Saturday 18 June 2011

music



Music has the power to cause emotions to well uo within us.These feelings are gripping-often irresistible-and seem to emerge from nowhere. These feelings cover our moods,affect our perceptions and generate a behavioural pattern. The indisputable fact about music is its power to evoke emotions.Is there anyone,for whom music is completely emotion-neutral? Music has the ability to inevitably tap the still,mysterious deep well of our emotions.                                                                                                                                                             Music is known to endow the listener with aesthetic or intellectual pleasure.
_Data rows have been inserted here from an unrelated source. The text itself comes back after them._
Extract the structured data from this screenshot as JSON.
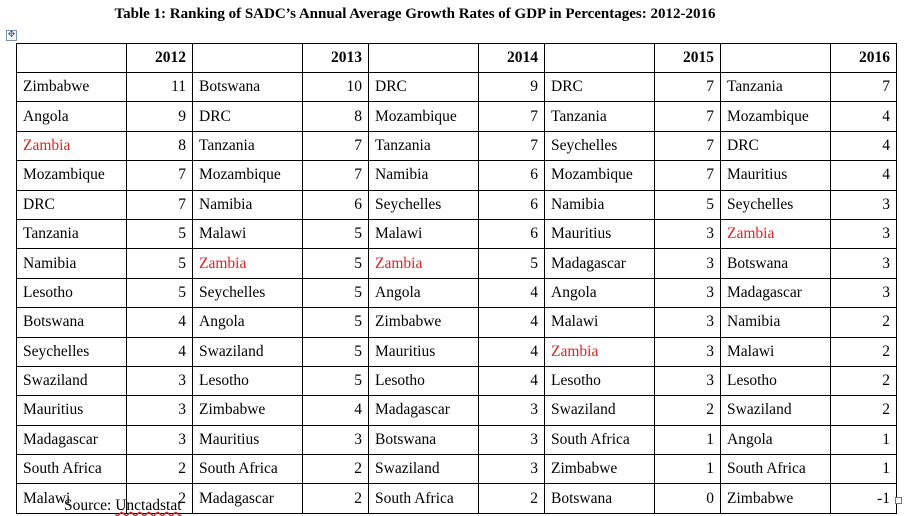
{
  "title": "Table 1: Ranking of SADC’s Annual Average Growth Rates of GDP in Percentages: 2012-2016",
  "source_prefix": "Source: ",
  "source_name": "Unctadstat",
  "highlight_color": "#e0231c",
  "highlight_country": "Zambia",
  "icons": {
    "table_move_handle": "move-arrows-icon",
    "table_resize_handle": "resize-square-icon"
  },
  "move_handle_glyph": "✥",
  "years": [
    "2012",
    "2013",
    "2014",
    "2015",
    "2016"
  ],
  "columns": [
    {
      "year": "2012",
      "rows": [
        {
          "country": "Zimbabwe",
          "value": "11"
        },
        {
          "country": "Angola",
          "value": "9"
        },
        {
          "country": "Zambia",
          "value": "8"
        },
        {
          "country": "Mozambique",
          "value": "7"
        },
        {
          "country": "DRC",
          "value": "7"
        },
        {
          "country": "Tanzania",
          "value": "5"
        },
        {
          "country": "Namibia",
          "value": "5"
        },
        {
          "country": "Lesotho",
          "value": "5"
        },
        {
          "country": "Botswana",
          "value": "4"
        },
        {
          "country": "Seychelles",
          "value": "4"
        },
        {
          "country": "Swaziland",
          "value": "3"
        },
        {
          "country": "Mauritius",
          "value": "3"
        },
        {
          "country": "Madagascar",
          "value": "3"
        },
        {
          "country": "South Africa",
          "value": "2"
        },
        {
          "country": "Malawi",
          "value": "2"
        }
      ]
    },
    {
      "year": "2013",
      "rows": [
        {
          "country": "Botswana",
          "value": "10"
        },
        {
          "country": "DRC",
          "value": "8"
        },
        {
          "country": "Tanzania",
          "value": "7"
        },
        {
          "country": "Mozambique",
          "value": "7"
        },
        {
          "country": "Namibia",
          "value": "6"
        },
        {
          "country": "Malawi",
          "value": "5"
        },
        {
          "country": "Zambia",
          "value": "5"
        },
        {
          "country": "Seychelles",
          "value": "5"
        },
        {
          "country": "Angola",
          "value": "5"
        },
        {
          "country": "Swaziland",
          "value": "5"
        },
        {
          "country": "Lesotho",
          "value": "5"
        },
        {
          "country": "Zimbabwe",
          "value": "4"
        },
        {
          "country": "Mauritius",
          "value": "3"
        },
        {
          "country": "South Africa",
          "value": "2"
        },
        {
          "country": "Madagascar",
          "value": "2"
        }
      ]
    },
    {
      "year": "2014",
      "rows": [
        {
          "country": "DRC",
          "value": "9"
        },
        {
          "country": "Mozambique",
          "value": "7"
        },
        {
          "country": "Tanzania",
          "value": "7"
        },
        {
          "country": "Namibia",
          "value": "6"
        },
        {
          "country": "Seychelles",
          "value": "6"
        },
        {
          "country": "Malawi",
          "value": "6"
        },
        {
          "country": "Zambia",
          "value": "5"
        },
        {
          "country": "Angola",
          "value": "4"
        },
        {
          "country": "Zimbabwe",
          "value": "4"
        },
        {
          "country": "Mauritius",
          "value": "4"
        },
        {
          "country": "Lesotho",
          "value": "4"
        },
        {
          "country": "Madagascar",
          "value": "3"
        },
        {
          "country": "Botswana",
          "value": "3"
        },
        {
          "country": "Swaziland",
          "value": "3"
        },
        {
          "country": "South Africa",
          "value": "2"
        }
      ]
    },
    {
      "year": "2015",
      "rows": [
        {
          "country": "DRC",
          "value": "7"
        },
        {
          "country": "Tanzania",
          "value": "7"
        },
        {
          "country": "Seychelles",
          "value": "7"
        },
        {
          "country": "Mozambique",
          "value": "7"
        },
        {
          "country": "Namibia",
          "value": "5"
        },
        {
          "country": "Mauritius",
          "value": "3"
        },
        {
          "country": "Madagascar",
          "value": "3"
        },
        {
          "country": "Angola",
          "value": "3"
        },
        {
          "country": "Malawi",
          "value": "3"
        },
        {
          "country": "Zambia",
          "value": "3"
        },
        {
          "country": "Lesotho",
          "value": "3"
        },
        {
          "country": "Swaziland",
          "value": "2"
        },
        {
          "country": "South Africa",
          "value": "1"
        },
        {
          "country": "Zimbabwe",
          "value": "1"
        },
        {
          "country": "Botswana",
          "value": "0"
        }
      ]
    },
    {
      "year": "2016",
      "rows": [
        {
          "country": "Tanzania",
          "value": "7"
        },
        {
          "country": "Mozambique",
          "value": "4"
        },
        {
          "country": "DRC",
          "value": "4"
        },
        {
          "country": "Mauritius",
          "value": "4"
        },
        {
          "country": "Seychelles",
          "value": "3"
        },
        {
          "country": "Zambia",
          "value": "3"
        },
        {
          "country": "Botswana",
          "value": "3"
        },
        {
          "country": "Madagascar",
          "value": "3"
        },
        {
          "country": "Namibia",
          "value": "2"
        },
        {
          "country": "Malawi",
          "value": "2"
        },
        {
          "country": "Lesotho",
          "value": "2"
        },
        {
          "country": "Swaziland",
          "value": "2"
        },
        {
          "country": "Angola",
          "value": "1"
        },
        {
          "country": "South Africa",
          "value": "1"
        },
        {
          "country": "Zimbabwe",
          "value": "-1"
        }
      ]
    }
  ]
}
It can be complex, subtle, overt-and these features may reside in one of the different aspects of the music e.g.rhythm,melody. Some of the greatness of music,however, lies in its holistic nature-that all the elements from a unique wholeness which may not b understood by studying the parts seperately. However complex, music is readily appreciated by the mind without the need for formal knowledge.                                                                                      The lay listener may not be able to hear which instruments are playing, or which pitches are used. Yet, he or she may have no problem appreciating the music as a whole. An experienced listener, on the other hand, may be able to transcribe every note, but might still be at a loss to understand why the music is so pleasing to listen to even for the time! Music is created from the heart and moulded by emotion. As musicians, we are inherently creative-so people say-and we have the ability to derive intense pleasure from a particular piece of music which we listen to or produce.                                                                                   Here, I am referring to an aesthetic experience, which everybody must have felt. Tears of joy, a tug at the heart, goose pimples.... True art always comes as an irresistible inner urge. We here a song of Thyagaraja and are enthralled just as we gaze at a majestic temple or an ancient sculpture with wonder. All such works of art are the result of an inner urge. That is why it is something inherently beautiful.